Bargaining Practice and Negotiation Failure in Russia-Ukraine Gas Relations


Abstract: What causes 'gas wars' between Russia and Ukraine? In this paper I argue that contract disputes in the eastern European gas sector are specific instances of a broader set of phenomena: bargains over strategically important resource issues outside of any international framework to facilitate cooperation. Non cooperative game theory helps to shed light on the reasons we see crises emerge despite the fact that both parties would be better off reaching an agreement short of conflict. I develop a framework for crisis bargaining that departs from canonical games in one important dimension: it explicitly considers impact of bargaining practices and strategies on the negotiation process and the probability of failure.
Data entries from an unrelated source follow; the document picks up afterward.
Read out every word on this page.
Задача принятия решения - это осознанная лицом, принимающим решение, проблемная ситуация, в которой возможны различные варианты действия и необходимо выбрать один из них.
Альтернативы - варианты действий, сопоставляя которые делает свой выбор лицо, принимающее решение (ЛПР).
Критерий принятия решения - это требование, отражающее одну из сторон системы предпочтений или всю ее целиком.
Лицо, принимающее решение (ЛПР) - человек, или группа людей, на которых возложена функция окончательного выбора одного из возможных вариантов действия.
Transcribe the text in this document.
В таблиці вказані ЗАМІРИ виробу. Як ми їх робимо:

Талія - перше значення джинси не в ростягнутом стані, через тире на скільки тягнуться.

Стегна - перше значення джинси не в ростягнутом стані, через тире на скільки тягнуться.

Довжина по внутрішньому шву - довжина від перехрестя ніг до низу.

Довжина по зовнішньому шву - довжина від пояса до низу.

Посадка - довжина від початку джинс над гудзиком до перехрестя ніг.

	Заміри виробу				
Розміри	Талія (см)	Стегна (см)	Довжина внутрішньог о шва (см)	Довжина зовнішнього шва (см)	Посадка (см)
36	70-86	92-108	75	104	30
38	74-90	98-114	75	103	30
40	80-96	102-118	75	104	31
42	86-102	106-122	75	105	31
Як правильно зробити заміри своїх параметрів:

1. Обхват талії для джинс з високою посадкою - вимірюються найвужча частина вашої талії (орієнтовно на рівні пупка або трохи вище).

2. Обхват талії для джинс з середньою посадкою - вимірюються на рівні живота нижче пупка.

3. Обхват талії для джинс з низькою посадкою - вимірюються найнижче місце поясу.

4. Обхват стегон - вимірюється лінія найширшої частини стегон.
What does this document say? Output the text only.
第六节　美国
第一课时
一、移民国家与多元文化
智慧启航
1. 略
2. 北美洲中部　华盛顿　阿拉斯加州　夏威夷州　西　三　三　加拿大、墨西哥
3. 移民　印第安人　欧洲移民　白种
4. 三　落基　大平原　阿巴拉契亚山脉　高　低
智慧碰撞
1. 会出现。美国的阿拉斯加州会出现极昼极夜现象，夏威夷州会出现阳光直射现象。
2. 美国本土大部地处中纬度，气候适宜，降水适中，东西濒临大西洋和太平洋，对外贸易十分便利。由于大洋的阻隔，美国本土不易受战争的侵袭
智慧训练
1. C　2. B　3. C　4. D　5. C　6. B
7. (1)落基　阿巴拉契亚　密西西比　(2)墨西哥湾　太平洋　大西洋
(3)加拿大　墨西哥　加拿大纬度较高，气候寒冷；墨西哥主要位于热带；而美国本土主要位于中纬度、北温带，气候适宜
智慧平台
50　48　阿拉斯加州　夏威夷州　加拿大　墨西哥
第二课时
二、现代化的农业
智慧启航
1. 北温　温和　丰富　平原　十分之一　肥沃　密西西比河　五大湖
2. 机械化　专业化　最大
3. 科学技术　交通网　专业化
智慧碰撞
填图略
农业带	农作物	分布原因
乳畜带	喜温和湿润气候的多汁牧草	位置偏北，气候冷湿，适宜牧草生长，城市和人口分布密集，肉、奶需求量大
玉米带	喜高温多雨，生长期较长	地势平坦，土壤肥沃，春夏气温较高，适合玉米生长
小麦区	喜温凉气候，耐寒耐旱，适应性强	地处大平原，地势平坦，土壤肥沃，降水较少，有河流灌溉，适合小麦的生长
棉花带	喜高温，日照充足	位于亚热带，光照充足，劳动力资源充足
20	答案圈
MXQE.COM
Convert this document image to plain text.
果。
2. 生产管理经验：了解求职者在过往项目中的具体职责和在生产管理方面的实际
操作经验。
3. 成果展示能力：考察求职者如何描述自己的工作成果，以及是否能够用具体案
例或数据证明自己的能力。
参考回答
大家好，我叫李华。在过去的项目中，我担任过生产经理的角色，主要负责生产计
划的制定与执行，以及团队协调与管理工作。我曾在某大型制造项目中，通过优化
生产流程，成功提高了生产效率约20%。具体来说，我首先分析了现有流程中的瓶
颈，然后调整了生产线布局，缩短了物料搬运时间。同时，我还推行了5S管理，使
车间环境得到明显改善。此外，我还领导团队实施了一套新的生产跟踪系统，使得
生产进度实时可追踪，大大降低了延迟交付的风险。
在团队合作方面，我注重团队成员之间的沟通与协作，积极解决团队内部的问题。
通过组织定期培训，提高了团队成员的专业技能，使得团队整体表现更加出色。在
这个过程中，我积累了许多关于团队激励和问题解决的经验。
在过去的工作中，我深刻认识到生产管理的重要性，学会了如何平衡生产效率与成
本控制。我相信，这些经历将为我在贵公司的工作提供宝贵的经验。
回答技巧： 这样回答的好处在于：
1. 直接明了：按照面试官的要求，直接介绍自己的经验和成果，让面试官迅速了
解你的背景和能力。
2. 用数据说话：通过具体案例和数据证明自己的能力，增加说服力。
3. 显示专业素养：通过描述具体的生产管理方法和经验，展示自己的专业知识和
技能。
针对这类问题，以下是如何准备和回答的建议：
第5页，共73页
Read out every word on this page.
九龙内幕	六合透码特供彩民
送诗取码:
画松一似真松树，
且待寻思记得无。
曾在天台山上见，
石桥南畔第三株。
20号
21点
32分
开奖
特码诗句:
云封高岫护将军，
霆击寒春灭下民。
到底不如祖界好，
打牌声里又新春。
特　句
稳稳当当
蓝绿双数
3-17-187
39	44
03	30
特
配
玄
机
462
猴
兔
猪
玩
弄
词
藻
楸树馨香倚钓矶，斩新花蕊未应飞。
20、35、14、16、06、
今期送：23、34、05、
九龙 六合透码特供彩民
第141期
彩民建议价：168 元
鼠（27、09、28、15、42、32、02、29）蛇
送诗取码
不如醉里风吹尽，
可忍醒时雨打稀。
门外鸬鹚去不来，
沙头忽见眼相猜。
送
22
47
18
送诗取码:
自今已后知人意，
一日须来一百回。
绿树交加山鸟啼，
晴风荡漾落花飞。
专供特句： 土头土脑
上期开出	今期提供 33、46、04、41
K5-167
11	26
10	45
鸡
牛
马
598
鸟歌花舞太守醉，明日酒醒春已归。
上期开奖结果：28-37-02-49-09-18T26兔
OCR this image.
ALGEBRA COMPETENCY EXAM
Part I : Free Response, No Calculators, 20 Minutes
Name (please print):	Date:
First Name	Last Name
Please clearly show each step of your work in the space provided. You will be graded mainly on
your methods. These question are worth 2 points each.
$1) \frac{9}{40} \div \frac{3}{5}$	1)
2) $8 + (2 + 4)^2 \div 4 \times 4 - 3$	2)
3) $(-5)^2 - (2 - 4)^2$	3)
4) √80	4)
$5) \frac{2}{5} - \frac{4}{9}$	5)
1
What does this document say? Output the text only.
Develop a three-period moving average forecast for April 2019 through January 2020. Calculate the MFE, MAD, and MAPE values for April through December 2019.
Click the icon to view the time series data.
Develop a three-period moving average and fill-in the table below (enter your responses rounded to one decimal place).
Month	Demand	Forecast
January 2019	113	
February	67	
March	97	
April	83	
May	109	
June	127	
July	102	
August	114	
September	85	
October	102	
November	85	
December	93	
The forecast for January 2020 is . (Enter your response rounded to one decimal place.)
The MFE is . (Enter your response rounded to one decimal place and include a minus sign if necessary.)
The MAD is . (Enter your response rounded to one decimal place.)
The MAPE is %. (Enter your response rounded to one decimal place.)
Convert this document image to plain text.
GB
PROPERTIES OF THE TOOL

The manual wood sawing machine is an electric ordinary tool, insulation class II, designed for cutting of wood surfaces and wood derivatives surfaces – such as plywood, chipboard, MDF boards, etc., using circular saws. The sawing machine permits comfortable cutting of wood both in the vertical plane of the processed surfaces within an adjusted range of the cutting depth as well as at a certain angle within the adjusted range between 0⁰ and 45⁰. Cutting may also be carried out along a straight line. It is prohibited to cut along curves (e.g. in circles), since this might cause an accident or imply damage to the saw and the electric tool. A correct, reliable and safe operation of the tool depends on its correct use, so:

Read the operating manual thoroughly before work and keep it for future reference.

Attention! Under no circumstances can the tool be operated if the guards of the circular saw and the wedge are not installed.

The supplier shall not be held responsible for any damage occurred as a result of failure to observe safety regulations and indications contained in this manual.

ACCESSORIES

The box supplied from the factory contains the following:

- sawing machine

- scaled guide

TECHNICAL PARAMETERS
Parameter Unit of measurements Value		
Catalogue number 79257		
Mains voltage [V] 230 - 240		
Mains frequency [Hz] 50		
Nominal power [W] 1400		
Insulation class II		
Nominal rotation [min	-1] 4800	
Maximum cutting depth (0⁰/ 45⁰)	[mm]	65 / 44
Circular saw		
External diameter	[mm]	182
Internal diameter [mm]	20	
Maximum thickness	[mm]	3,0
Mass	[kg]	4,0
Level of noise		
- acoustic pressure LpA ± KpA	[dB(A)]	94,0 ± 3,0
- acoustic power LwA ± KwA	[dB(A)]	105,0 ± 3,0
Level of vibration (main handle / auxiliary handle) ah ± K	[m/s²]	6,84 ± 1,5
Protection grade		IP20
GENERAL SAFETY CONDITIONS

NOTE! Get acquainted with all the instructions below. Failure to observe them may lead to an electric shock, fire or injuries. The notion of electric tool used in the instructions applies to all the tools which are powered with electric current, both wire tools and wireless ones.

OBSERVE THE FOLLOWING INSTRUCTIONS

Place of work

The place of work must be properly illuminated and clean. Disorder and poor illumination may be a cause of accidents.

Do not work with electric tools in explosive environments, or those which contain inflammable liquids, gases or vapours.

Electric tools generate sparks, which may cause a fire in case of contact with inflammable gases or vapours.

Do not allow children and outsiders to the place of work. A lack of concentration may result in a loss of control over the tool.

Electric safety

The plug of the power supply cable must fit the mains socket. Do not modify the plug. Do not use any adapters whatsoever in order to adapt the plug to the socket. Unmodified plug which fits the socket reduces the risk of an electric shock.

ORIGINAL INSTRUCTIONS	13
While bargaining practices are endogenous to both the preferences of the players and the structure of the game, they intervene in the causal process in substantively important ways by modifying the effect of both preferences and structure. Critically, practices embedded in earlier rounds affect practices and outcomes later on independent of the preferences of each player or the structure of the game. I use this practice-theoretic bargaining framework to develop an in-depth case study of 2008 negotiations between Russia and Ukraine. This framework helps produce a nuanced understanding of bargaining breakdown that led to the most damaging of the ‘gas wars’; the resulting explanation outperforms the standard bargaining model as well as a number of competing arguments.